The good news for Zambia is that Herve Renard remains unbeaten while wearing white at the Cup of Nations. The bad news is that the champions began their defence of the Cup of Nations with a draw against Ethiopia and that it took all the luck Herve's costume could muster even to get away with that – despite the Walya Antelopes having to play the last hour with 10 men.

Last week, Renard insisted that the squad was "better than last year at the same stage. But look what happened then: we had nothing to show for ourselves and we won the tournament." He has been keen to praise their discipline – "in one year, there has been no problem. Not a player showing up late for a training camp, no behaviour problem" – which again represents a contrast to last year when the midfielder Clifford Mulenga was sent home for failing to apologise after breaking a curfew. Disappointing friendly results, Renard said, could be explained by the desire to give as many players as possible a game, and even then his side had played well without capitalising on their chances.

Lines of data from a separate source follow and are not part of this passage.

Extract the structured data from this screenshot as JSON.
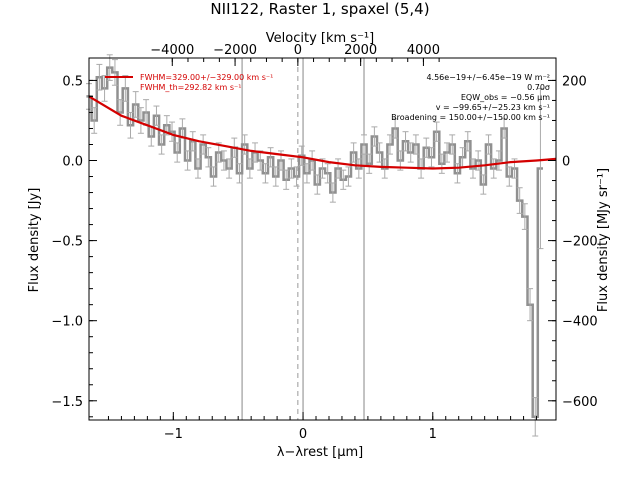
{
  "title": "NII122, Raster 1, spaxel (5,4)",
  "chart_data": {
    "type": "line",
    "title": "NII122, Raster 1, spaxel (5,4)",
    "xlabel": "λ−λrest [μm]",
    "ylabel": "Flux density [Jy]",
    "xlim": [
      -1.65,
      1.95
    ],
    "ylim": [
      -1.62,
      0.64
    ],
    "x_ticks": [
      -1,
      0,
      1
    ],
    "y_ticks": [
      0.5,
      0.0,
      -0.5,
      -1.0,
      -1.5
    ],
    "x_tick_labels": [
      "−1",
      "0",
      "1"
    ],
    "y_tick_labels": [
      "0.5",
      "0.0",
      "−0.5",
      "−1.0",
      "−1.5"
    ],
    "top_axis": {
      "label": "Velocity [km s⁻¹]",
      "ticks": [
        -4000,
        -2000,
        0,
        2000,
        4000
      ],
      "tick_labels": [
        "−4000",
        "−2000",
        "0",
        "2000",
        "4000"
      ]
    },
    "right_axis": {
      "label": "Flux density [MJy sr⁻¹]",
      "ticks": [
        200,
        0,
        -200,
        -400,
        -600
      ],
      "tick_labels": [
        "200",
        "0",
        "−200",
        "−400",
        "−600"
      ]
    },
    "vertical_lines": [
      -0.47,
      0.0,
      0.47
    ],
    "dashed_line": -0.04,
    "series": [
      {
        "name": "data",
        "color": "#909090",
        "x": [
          -1.65,
          -1.61,
          -1.57,
          -1.53,
          -1.49,
          -1.45,
          -1.41,
          -1.37,
          -1.33,
          -1.29,
          -1.25,
          -1.21,
          -1.17,
          -1.13,
          -1.09,
          -1.05,
          -1.01,
          -0.97,
          -0.93,
          -0.89,
          -0.85,
          -0.81,
          -0.77,
          -0.73,
          -0.69,
          -0.65,
          -0.61,
          -0.57,
          -0.53,
          -0.49,
          -0.45,
          -0.41,
          -0.37,
          -0.33,
          -0.29,
          -0.25,
          -0.21,
          -0.17,
          -0.13,
          -0.09,
          -0.05,
          -0.01,
          0.03,
          0.07,
          0.11,
          0.15,
          0.19,
          0.23,
          0.27,
          0.31,
          0.35,
          0.39,
          0.43,
          0.47,
          0.51,
          0.55,
          0.59,
          0.63,
          0.67,
          0.71,
          0.75,
          0.79,
          0.83,
          0.87,
          0.91,
          0.95,
          0.99,
          1.03,
          1.07,
          1.11,
          1.15,
          1.19,
          1.23,
          1.27,
          1.31,
          1.35,
          1.39,
          1.43,
          1.47,
          1.51,
          1.55,
          1.59,
          1.63,
          1.67,
          1.71,
          1.75,
          1.79,
          1.83
        ],
        "y": [
          0.4,
          0.25,
          0.52,
          0.45,
          0.58,
          0.55,
          0.3,
          0.45,
          0.22,
          0.35,
          0.25,
          0.3,
          0.15,
          0.28,
          0.1,
          0.22,
          0.18,
          0.05,
          0.2,
          0.0,
          0.12,
          -0.05,
          0.1,
          0.02,
          -0.1,
          0.05,
          0.0,
          -0.05,
          0.08,
          -0.08,
          0.1,
          -0.05,
          0.05,
          0.0,
          -0.08,
          0.02,
          -0.1,
          0.0,
          -0.12,
          -0.05,
          -0.1,
          0.03,
          -0.08,
          0.0,
          -0.15,
          -0.05,
          -0.08,
          -0.2,
          -0.05,
          -0.12,
          -0.1,
          0.05,
          -0.05,
          0.1,
          -0.02,
          0.15,
          0.05,
          -0.05,
          0.1,
          0.2,
          0.0,
          0.12,
          0.05,
          0.1,
          -0.05,
          0.08,
          0.02,
          0.18,
          -0.02,
          0.05,
          0.1,
          -0.08,
          0.02,
          0.12,
          -0.05,
          0.0,
          -0.15,
          0.1,
          -0.05,
          0.0,
          0.2,
          -0.1,
          -0.05,
          -0.25,
          -0.35,
          -0.9,
          -1.6,
          -0.05
        ],
        "errors": [
          0.08,
          0.08,
          0.08,
          0.08,
          0.08,
          0.08,
          0.08,
          0.08,
          0.08,
          0.08,
          0.08,
          0.08,
          0.06,
          0.06,
          0.06,
          0.06,
          0.06,
          0.06,
          0.06,
          0.06,
          0.06,
          0.06,
          0.06,
          0.06,
          0.06,
          0.06,
          0.06,
          0.06,
          0.06,
          0.06,
          0.06,
          0.06,
          0.06,
          0.06,
          0.06,
          0.06,
          0.06,
          0.06,
          0.06,
          0.06,
          0.06,
          0.06,
          0.06,
          0.06,
          0.06,
          0.06,
          0.06,
          0.06,
          0.06,
          0.06,
          0.06,
          0.06,
          0.06,
          0.06,
          0.06,
          0.06,
          0.06,
          0.06,
          0.06,
          0.06,
          0.06,
          0.06,
          0.06,
          0.06,
          0.06,
          0.06,
          0.06,
          0.06,
          0.06,
          0.06,
          0.06,
          0.06,
          0.06,
          0.06,
          0.06,
          0.06,
          0.06,
          0.06,
          0.06,
          0.06,
          0.06,
          0.06,
          0.06,
          0.08,
          0.08,
          0.1,
          0.12,
          0.5
        ]
      },
      {
        "name": "fit",
        "color": "#d40000",
        "x": [
          -1.65,
          -1.4,
          -1.2,
          -1.0,
          -0.8,
          -0.6,
          -0.4,
          -0.2,
          0.0,
          0.2,
          0.4,
          0.6,
          0.8,
          1.0,
          1.2,
          1.4,
          1.6,
          1.8,
          1.95
        ],
        "y": [
          0.4,
          0.28,
          0.22,
          0.16,
          0.12,
          0.09,
          0.06,
          0.04,
          0.02,
          -0.01,
          -0.03,
          -0.04,
          -0.045,
          -0.05,
          -0.045,
          -0.03,
          -0.01,
          0.0,
          0.01
        ]
      }
    ]
  },
  "annotations_left": [
    "FWHM=329.00+/−329.00 km s⁻¹",
    "FWHM_th=292.82 km s⁻¹"
  ],
  "annotations_right": [
    "4.56e−19+/−6.45e−19 W m⁻²",
    "0.70σ",
    "EQW_obs = −0.56 μm",
    "v = −99.65+/−25.23 km s⁻¹",
    "Broadening = 150.00+/−150.00 km s⁻¹"
  ]
}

There was an element of that against Ethiopia – Zambia had 18 shots off target, more shots than any side managed in any game at the last Cup of Nations – and on a better, less bobbly pitch, they may have been able to take advantage of their superiority. Renard, to his credit, didn't use the abysmal surface – difficult weather conditions haven't helped, but the uneven pitch is surely related to the white elephant nature of the stadium, which doesn't host football on a regular basis – as an excuse, perhaps because he knew that the high bounce had saved his side in the first half and that, until Ethiopia had their goalkeeper, Jemal Tassew, sent off, Ethiopia had looked by far the more threatening side.

Last year, Zambia thrived by sitting deep, absorbing pressure, and getting the ball forward to Emmanuel Mayuka to hold it up for the thoughtful skills of Christopher Katongo and the forward charges of Rainford Kalaba down the left. That their strategy was based on rapid transitions rather than patient passing was made clear by the fact they had the lowest pass completion rate of any side on the tournament. That made them ideally suited to playing against teams who expected to beat them – as Ghana in the semi-final and Ivory Coast in the final clearly did – but is less well suited when the onus is on Zambia to attack. Renard had hinted at his concerns on that score, noting that "there's no place for champions to hide".

The result was a back line that, without the protection of two deep-lying central midfielders, seemed uncertain how high a line to play. The partnership of Hichani Himoonde and Stopila Sunzu in central defence, so solid a year ago, became a liability. It was after they both ignored a long ball from Adane Girma that Saladin Seid found himself alone on the edge of the box with just Kennedy Mweene to beat. Showing fine awareness, he lobbed the ball over the keeper, only for it to take a crazy bounce and loop over the bar.

That was Ethiopia's first great chance; their second came six minutes later as Saladin Seid's penalty was saved low to his left by Mweene, justifying once again his reputation as a penalty specialist. It would be wrong to suggest Ethiopia were in total control at that point, for Jemal made a fine reaction save from Katongo, but they were definitely on top and looking the more dangerous. Everything changed, though, just after the half-hour as Jemal came charging out in an attempt to intercept a long through-ball, arrived long after Chisamba Lungu had nudged the ball past him, and crunched his studs into the Zambian's hip.

Ethiopia's manager, Sewnet Bishaw, tried to defend his goalkeeper, and there were lengthy protests as Jemal received treatment and was carried off on a stretcher but red cards don't come much redder. With the extra man, Zambia took the lead shortly before half-time, Collins Mbesuma – replacing Mayuka in the only change from the side that started last year's final – seizing on Isaac Chansa's knock-down and finishing calmly.

At that stage and for much of the second half there seemed only one winner but as the second goal didn't come, Renard lost patience. Off came the left-back Joseph Musonda – the player he had carried on to the pitch to join the celebrations at the end of last year's final – and on went the forward Jacob Mulenga. That meant Lungu switching to left-back and it was he who was caught out of position as Himoonde's mistake allowed Seid to lay in Adane Girma. Renard's desire to find a second goal was understandable but his switch seemed out of keeping with the pragmatism he had shown last year: was he, perhaps, feeling the pressure of being champions, the need to make a statement?

Although Renard said his side got exactly what they deserved, Zambia created enough chances to think they were a little unfortunate only to draw – although whether they would have done had it not been for Jemal's red card is doubtful. Nigeria's draw against Burkina Faso further limited the damage. There is pressure now on Zambia's game against the Super Eagles, who were dourly unimpressive in their opener, but the fact that they will not be expected to take the game to their opponents should help Zambia. They had a bad day and got away with it; the key now is to take advantage and the best way to do that is probably to return to the functionality of a year ago.